Но на этот раз Петр Иванович словно бы позабыл о друге Максима — пожал руку, суховато пожелал успеха и углубился в бумаги. А Максим не уходит — есть деликатное дело. Оговорившись, что разговор чисто товарищеский, что он просто советуется со старшим, рассказывает начальнику о подозрениях насчет Зачерия. Да, фактов никаких, одни предчувствия. Но, быть может, когда появятся факты, исчезнет Зачерий.
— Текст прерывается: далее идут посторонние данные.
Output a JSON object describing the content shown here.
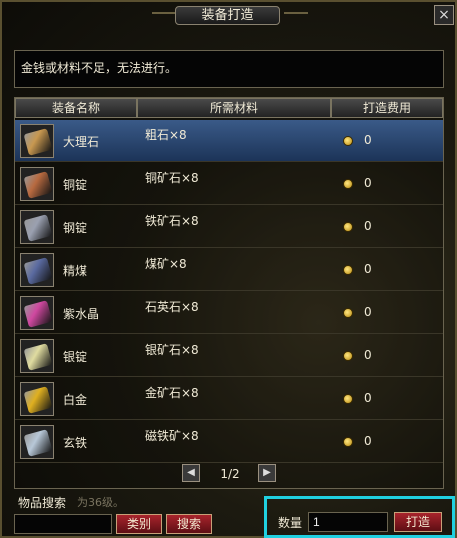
{
  "window": {
    "title": "装备打造",
    "close_glyph": "×"
  },
  "message": "金钱或材料不足，无法进行。",
  "columns": {
    "name": "装备名称",
    "materials": "所需材料",
    "cost": "打造费用"
  },
  "items": [
    {
      "name": "大理石",
      "materials": "粗石×8",
      "cost": "0",
      "icon": "marble-icon",
      "color": "#c89850"
    },
    {
      "name": "铜锭",
      "materials": "铜矿石×8",
      "cost": "0",
      "icon": "copper-ingot-icon",
      "color": "#b86a40"
    },
    {
      "name": "钢锭",
      "materials": "铁矿石×8",
      "cost": "0",
      "icon": "steel-ingot-icon",
      "color": "#9aa0b0"
    },
    {
      "name": "精煤",
      "materials": "煤矿×8",
      "cost": "0",
      "icon": "coal-icon",
      "color": "#5a6aa0"
    },
    {
      "name": "紫水晶",
      "materials": "石英石×8",
      "cost": "0",
      "icon": "amethyst-icon",
      "color": "#d048a0"
    },
    {
      "name": "银锭",
      "materials": "银矿石×8",
      "cost": "0",
      "icon": "silver-ingot-icon",
      "color": "#e0dca0"
    },
    {
      "name": "白金",
      "materials": "金矿石×8",
      "cost": "0",
      "icon": "platinum-icon",
      "color": "#e0b020"
    },
    {
      "name": "玄铁",
      "materials": "磁铁矿×8",
      "cost": "0",
      "icon": "black-iron-icon",
      "color": "#b8c8d8"
    }
  ],
  "pager": {
    "prev": "◀",
    "next": "▶",
    "text": "1/2"
  },
  "search": {
    "label": "物品搜索",
    "hint": "为36级。",
    "category_button": "类别",
    "search_button": "搜索",
    "value": ""
  },
  "craft": {
    "quantity_label": "数量",
    "quantity_value": "1",
    "craft_button": "打造"
  },
  "colors": {
    "selected_row": "#2a4a78",
    "highlight": "#20d0e0",
    "button_red": "#8a1820"
  }
}
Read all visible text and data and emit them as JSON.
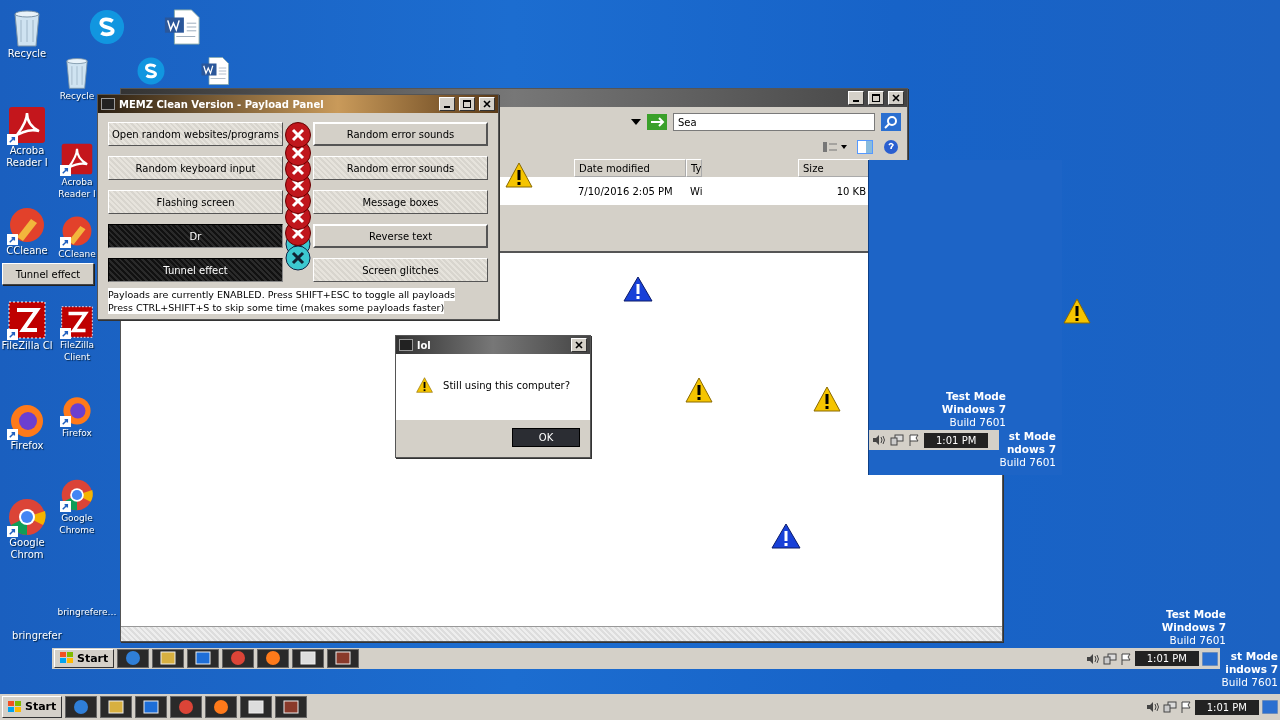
{
  "desktop_icon_columns": [
    [
      {
        "kind": "recycle",
        "label": "Recycle"
      },
      {
        "kind": "acrobat",
        "label": "Acroba Reader I"
      },
      {
        "kind": "ccleaner",
        "label": "CCleane"
      },
      {
        "kind": "filezilla",
        "label": "FileZilla Cl"
      },
      {
        "kind": "firefox",
        "label": "Firefox"
      },
      {
        "kind": "chrome",
        "label": "Google Chrom"
      },
      {
        "kind": "none",
        "label": "bringrefer"
      }
    ],
    [
      {
        "kind": "recycle",
        "label": "Recycle"
      },
      {
        "kind": "acrobat",
        "label": "Acroba Reader I"
      },
      {
        "kind": "ccleaner",
        "label": "CCleane"
      },
      {
        "kind": "filezilla",
        "label": "FileZilla Client"
      },
      {
        "kind": "firefox",
        "label": "Firefox"
      },
      {
        "kind": "chrome",
        "label": "Google Chrome"
      },
      {
        "kind": "none",
        "label": "bringrefere…"
      }
    ]
  ],
  "top_icons": [
    {
      "kind": "skype"
    },
    {
      "kind": "word"
    },
    {
      "kind": "skype"
    },
    {
      "kind": "word"
    }
  ],
  "explorer": {
    "search": {
      "value": "Sea"
    },
    "columns": [
      "Date modified",
      "Ty",
      "Size"
    ],
    "row": [
      "7/10/2016 2:05 PM",
      "Wi",
      "10 KB"
    ]
  },
  "payload_panel": {
    "title": "MEMZ Clean Version - Payload Panel",
    "buttons": [
      {
        "label": "Open random websites/programs",
        "active": false,
        "raised": false
      },
      {
        "label": "Random error sounds",
        "active": false,
        "raised": true
      },
      {
        "label": "Random keyboard input",
        "active": false,
        "raised": false
      },
      {
        "label": "Random error sounds",
        "active": false,
        "raised": false
      },
      {
        "label": "Flashing screen",
        "active": false,
        "raised": false
      },
      {
        "label": "Message boxes",
        "active": false,
        "raised": false
      },
      {
        "label": "Dr",
        "active": true,
        "raised": false
      },
      {
        "label": "Reverse text",
        "active": false,
        "raised": true
      },
      {
        "label": "Tunnel effect",
        "active": true,
        "raised": false
      },
      {
        "label": "Screen glitches",
        "active": false,
        "raised": false
      }
    ],
    "floating_button": "Tunnel effect",
    "status": [
      "Payloads are currently ENABLED. Press SHIFT+ESC to toggle all payloads",
      "Press CTRL+SHIFT+S to skip some time (makes some payloads faster)"
    ]
  },
  "message_box": {
    "title": "lol",
    "message": "Still using this computer?",
    "button": "OK"
  },
  "warning_icons": [
    {
      "kind": "warning"
    },
    {
      "kind": "info"
    },
    {
      "kind": "warning"
    },
    {
      "kind": "warning"
    },
    {
      "kind": "info"
    },
    {
      "kind": "warning"
    }
  ],
  "test_mode": [
    [
      "Test Mode",
      "Windows 7",
      "Build 7601"
    ],
    [
      "st Mode",
      "ndows 7",
      "Build 7601"
    ],
    [
      "Test Mode",
      "Windows 7",
      "Build 7601"
    ],
    [
      "st Mode",
      "indows 7",
      "Build 7601"
    ]
  ],
  "taskbars": [
    {
      "start": "Start",
      "apps": [
        {
          "kind": "ie"
        },
        {
          "kind": "explorer"
        },
        {
          "kind": "media"
        },
        {
          "kind": "chrome"
        },
        {
          "kind": "firefox"
        },
        {
          "kind": "calc"
        },
        {
          "kind": "memz"
        }
      ],
      "time": "1:01 PM"
    },
    {
      "start": "Start",
      "apps": [
        {
          "kind": "ie"
        },
        {
          "kind": "explorer"
        },
        {
          "kind": "media"
        },
        {
          "kind": "chrome"
        },
        {
          "kind": "firefox"
        },
        {
          "kind": "calc"
        },
        {
          "kind": "memz"
        }
      ],
      "time": "1:01 PM"
    }
  ],
  "glitch_tray": {
    "time": "1:01 PM"
  }
}
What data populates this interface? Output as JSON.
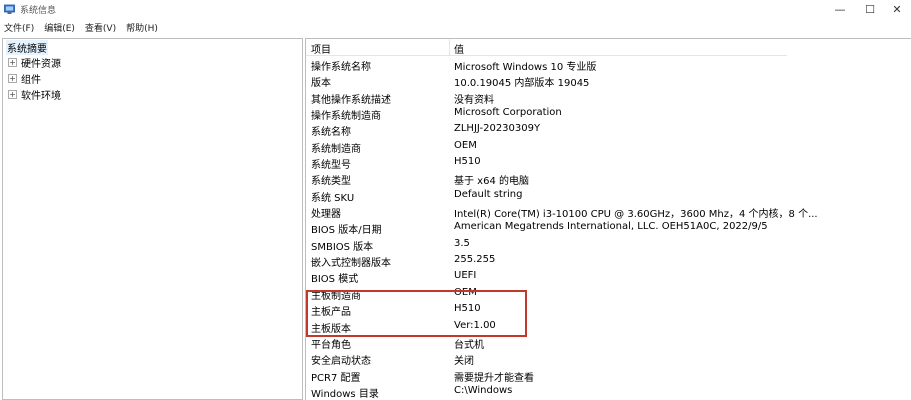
{
  "window": {
    "title": "系统信息",
    "minimize": "—",
    "maximize": "☐",
    "close": "✕"
  },
  "menu": [
    "文件(F)",
    "编辑(E)",
    "查看(V)",
    "帮助(H)"
  ],
  "tree": {
    "root": "系统摘要",
    "children": [
      "硬件资源",
      "组件",
      "软件环境"
    ],
    "expander": "+"
  },
  "table": {
    "headers": {
      "item": "项目",
      "value": "值"
    },
    "rows": [
      [
        "操作系统名称",
        "Microsoft Windows 10 专业版"
      ],
      [
        "版本",
        "10.0.19045 内部版本 19045"
      ],
      [
        "其他操作系统描述",
        "没有资料"
      ],
      [
        "操作系统制造商",
        "Microsoft Corporation"
      ],
      [
        "系统名称",
        "ZLHJJ-20230309Y"
      ],
      [
        "系统制造商",
        "OEM"
      ],
      [
        "系统型号",
        "H510"
      ],
      [
        "系统类型",
        "基于 x64 的电脑"
      ],
      [
        "系统 SKU",
        "Default string"
      ],
      [
        "处理器",
        "Intel(R) Core(TM) i3-10100 CPU @ 3.60GHz，3600 Mhz，4 个内核，8 个..."
      ],
      [
        "BIOS 版本/日期",
        "American Megatrends International, LLC. OEH51A0C, 2022/9/5"
      ],
      [
        "SMBIOS 版本",
        "3.5"
      ],
      [
        "嵌入式控制器版本",
        "255.255"
      ],
      [
        "BIOS 模式",
        "UEFI"
      ],
      [
        "主板制造商",
        "OEM"
      ],
      [
        "主板产品",
        "H510"
      ],
      [
        "主板版本",
        "Ver:1.00"
      ],
      [
        "平台角色",
        "台式机"
      ],
      [
        "安全启动状态",
        "关闭"
      ],
      [
        "PCR7 配置",
        "需要提升才能查看"
      ],
      [
        "Windows 目录",
        "C:\\Windows"
      ]
    ]
  },
  "colors": {
    "highlight_box": "#c0392b",
    "selected_tree": "#e5f3ff"
  }
}
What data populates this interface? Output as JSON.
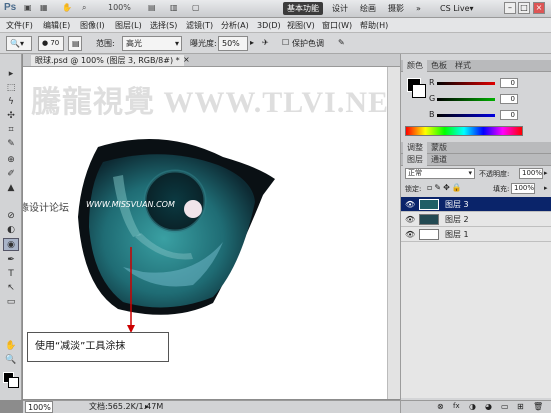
{
  "titlebar": {
    "logo": "Ps",
    "zoom": "100%",
    "workspaces": [
      "基本功能",
      "设计",
      "绘画",
      "摄影"
    ],
    "more": "»",
    "cslive": "CS Live▾",
    "minimize": "–",
    "maximize": "□",
    "close": "×"
  },
  "menu": [
    "文件(F)",
    "编辑(E)",
    "图像(I)",
    "图层(L)",
    "选择(S)",
    "滤镜(T)",
    "分析(A)",
    "3D(D)",
    "视图(V)",
    "窗口(W)",
    "帮助(H)"
  ],
  "options": {
    "brush_size": "70",
    "range_label": "范围:",
    "range_value": "高光",
    "exposure_label": "曝光度:",
    "exposure_value": "50%",
    "protect_label": "保护色调"
  },
  "tools": [
    "▸",
    "⬚",
    "ϟ",
    "✣",
    "⌗",
    "✎",
    "⊕",
    "✐",
    "▲",
    "⊘",
    "◐",
    "◉",
    "✒",
    "T",
    "↖",
    "▭",
    "✋",
    "🔍"
  ],
  "document": {
    "tab_label": "眼球.psd @ 100% (图层 3, RGB/8#) *",
    "tab_close": "×",
    "watermark": "騰龍視覺 WWW.TLVI.NET",
    "forum_mark": "思缘设计论坛",
    "forum_url": "WWW.MISSVUAN.COM",
    "callout": "使用“减淡”工具涂抹"
  },
  "status": {
    "zoom": "100%",
    "doc_info": "文档:565.2K/1.47M"
  },
  "color_panel": {
    "tabs": [
      "颜色",
      "色板",
      "样式"
    ],
    "channels": [
      {
        "label": "R",
        "value": "0",
        "color": "#e00000"
      },
      {
        "label": "G",
        "value": "0",
        "color": "#00b000"
      },
      {
        "label": "B",
        "value": "0",
        "color": "#0000e0"
      }
    ]
  },
  "adjust_tabs": [
    "调整",
    "蒙版"
  ],
  "layers_panel": {
    "tabs": [
      "图层",
      "通道"
    ],
    "blend_mode": "正常",
    "opacity_label": "不透明度:",
    "opacity_value": "100%",
    "lock_label": "锁定:",
    "fill_label": "填充:",
    "fill_value": "100%",
    "layers": [
      {
        "name": "图层 3",
        "selected": true
      },
      {
        "name": "图层 2",
        "selected": false
      },
      {
        "name": "图层 1",
        "selected": false
      }
    ],
    "footer_icons": [
      "⊗",
      "fx",
      "◑",
      "◕",
      "▭",
      "⊞",
      "🗑"
    ]
  },
  "colors": {
    "accent": "#0a246a",
    "iris_dark": "#0d2a33",
    "iris_light": "#2a8a8f",
    "arrow": "#cc0000"
  }
}
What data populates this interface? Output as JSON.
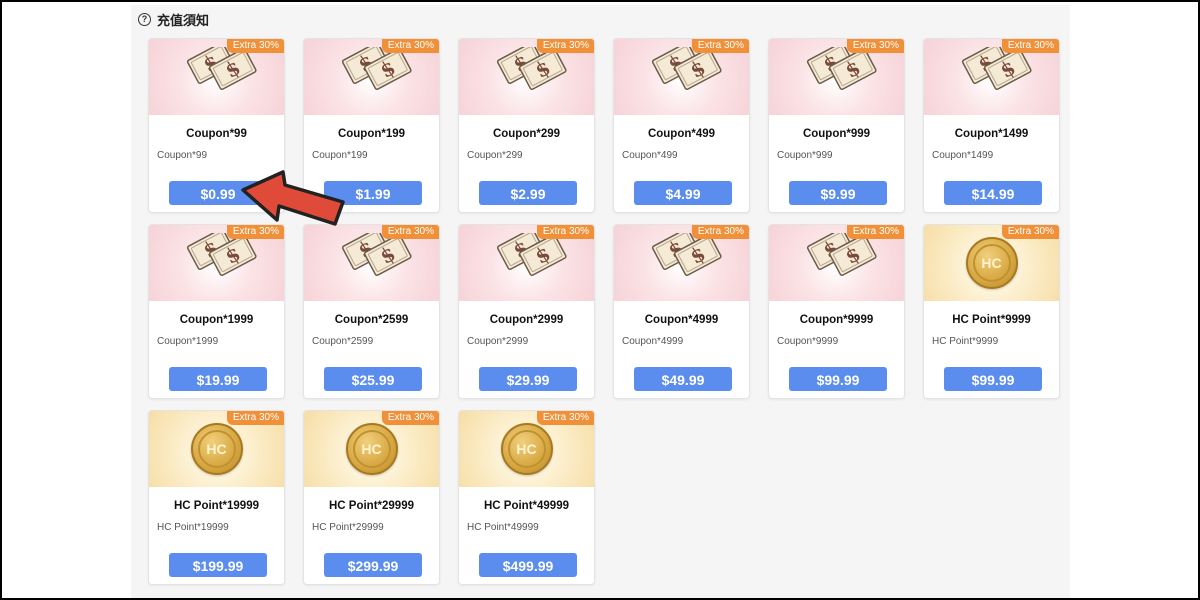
{
  "header": {
    "icon": "help-icon",
    "title": "充值須知"
  },
  "colors": {
    "button": "#5b8def",
    "badge": "#f0913a",
    "arrow": "#e04a38"
  },
  "products": [
    {
      "badge": "Extra 30%",
      "type": "coupon",
      "title": "Coupon*99",
      "subtitle": "Coupon*99",
      "price": "$0.99"
    },
    {
      "badge": "Extra 30%",
      "type": "coupon",
      "title": "Coupon*199",
      "subtitle": "Coupon*199",
      "price": "$1.99"
    },
    {
      "badge": "Extra 30%",
      "type": "coupon",
      "title": "Coupon*299",
      "subtitle": "Coupon*299",
      "price": "$2.99"
    },
    {
      "badge": "Extra 30%",
      "type": "coupon",
      "title": "Coupon*499",
      "subtitle": "Coupon*499",
      "price": "$4.99"
    },
    {
      "badge": "Extra 30%",
      "type": "coupon",
      "title": "Coupon*999",
      "subtitle": "Coupon*999",
      "price": "$9.99"
    },
    {
      "badge": "Extra 30%",
      "type": "coupon",
      "title": "Coupon*1499",
      "subtitle": "Coupon*1499",
      "price": "$14.99"
    },
    {
      "badge": "Extra 30%",
      "type": "coupon",
      "title": "Coupon*1999",
      "subtitle": "Coupon*1999",
      "price": "$19.99"
    },
    {
      "badge": "Extra 30%",
      "type": "coupon",
      "title": "Coupon*2599",
      "subtitle": "Coupon*2599",
      "price": "$25.99"
    },
    {
      "badge": "Extra 30%",
      "type": "coupon",
      "title": "Coupon*2999",
      "subtitle": "Coupon*2999",
      "price": "$29.99"
    },
    {
      "badge": "Extra 30%",
      "type": "coupon",
      "title": "Coupon*4999",
      "subtitle": "Coupon*4999",
      "price": "$49.99"
    },
    {
      "badge": "Extra 30%",
      "type": "coupon",
      "title": "Coupon*9999",
      "subtitle": "Coupon*9999",
      "price": "$99.99"
    },
    {
      "badge": "Extra 30%",
      "type": "hc",
      "coin_label": "HC",
      "title": "HC Point*9999",
      "subtitle": "HC Point*9999",
      "price": "$99.99"
    },
    {
      "badge": "Extra 30%",
      "type": "hc",
      "coin_label": "HC",
      "title": "HC Point*19999",
      "subtitle": "HC Point*19999",
      "price": "$199.99"
    },
    {
      "badge": "Extra 30%",
      "type": "hc",
      "coin_label": "HC",
      "title": "HC Point*29999",
      "subtitle": "HC Point*29999",
      "price": "$299.99"
    },
    {
      "badge": "Extra 30%",
      "type": "hc",
      "coin_label": "HC",
      "title": "HC Point*49999",
      "subtitle": "HC Point*49999",
      "price": "$499.99"
    }
  ]
}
— Конечно, чутье — это важно. — Сибиряк поднялся, заходил по комнате. — Но нужны и доказательства. Спасибо, Максим, присмотримся. А вообще Зачерий — человек полезный, на продразверстке просто незаменимый. Кто больше его хлеба достает? В общем, присмотримся…
Подготовка к отъезду — дело непростое. Надо подобрать бойцов, очень обстоятельно растолковать им, как вести себя в ауле, что получится, если не соблюдать установленных правил. Нужно запастись сухим пайком на все время командировки, боеприпасами, как-нибудь замаскировать пулемет. Из старой команды едет один Петро — старшим будет.
…В Энеме сходят с поезда на рассвете. Продотряд находят тут же, в пристанционных пристройках. Начальник, худощавый паренек в очках, настроен пессимистично.
— Ни один черт в этом ауле сейчас ничего не создаст. Карту смотрел? За рекой — лес, тянется на много верст. А в лесу что-то подозрительное творится. Я уже докладывал. Если банда, то особая какая-то. Притаилась, что ли. А может, и не банда, а кое-что похуже. Дали бы нам человек пятьсот с тремя орудиями и десятком пулеметов, мы бы быстро все выяснили, а малыми силами и соваться нечего. При таком положении многие аульчане норовят в сторонку: ни нашим, ни вашим. Битые. Повернули за красными, деникинцы припомнили им это, пошли к Клычу — красные построже стали. Вот и попритихли.
— Ну не все, — уточнил Максим. — Есть и определившиеся.
— Есть. Богатеи в основном. Впрочем, определилась, конечно, и беднота, давно определилась, но страх еще держит ее крепко. А середняк мечется — прогадать боится.
Попили кипятку. Продотрядовцы подарили группе Максима мешок воблы, проводили за околицу.
— Не задерживайся, — посоветовал на прощание начальник. — И не клади палец в рот председателю: рыльце у него в пушку.
Аул выплыл как-то сразу: за деревьями показались глинобитные хатенки, окруженные ветхими плетнями, пустынные улочки, кривые проулки. Сельсовет занимал большое здание в центре, здесь вполне можно было расположить отряд. Но у Максима другие планы.
— Наш отряд, — говорит он председателю, — не имеет никаких задач, кроме агитационных. Разъясняем политику Советской власти. Поэтому нам хотелось бы жить среди людей, с людьми.
Довлетчерий, мужчина лет пятидесяти, с крупным мясистым загоревшим лицом и глубокими морщинами на лбу, мучительно соображает — согласиться с этим чудаком или нет? На всякий случай решает воспротивиться— ведь в сельском совете отряд всегда будет на виду.
— У нас нет такого большого дома, где можно было бы разместить столько людей. Живи тут.
— Ладно, будем жить тут, — соглашается Максим. — Теперь давай пройдемся по аулу.
— А что? — настораживается Довлетчерий. — Аул, как и все аулы. Ищешь кого? Нет? Тогда зачем ходить? Люди всполошатся.
Но Максим поднимается, оставляет винтовку Петру и выходит. Довлетчерий неохотно следует за ним.
— Зачем винтовку оставил? — спрашивает он. — Ваши ребята по аулу всегда вооруженные ходят.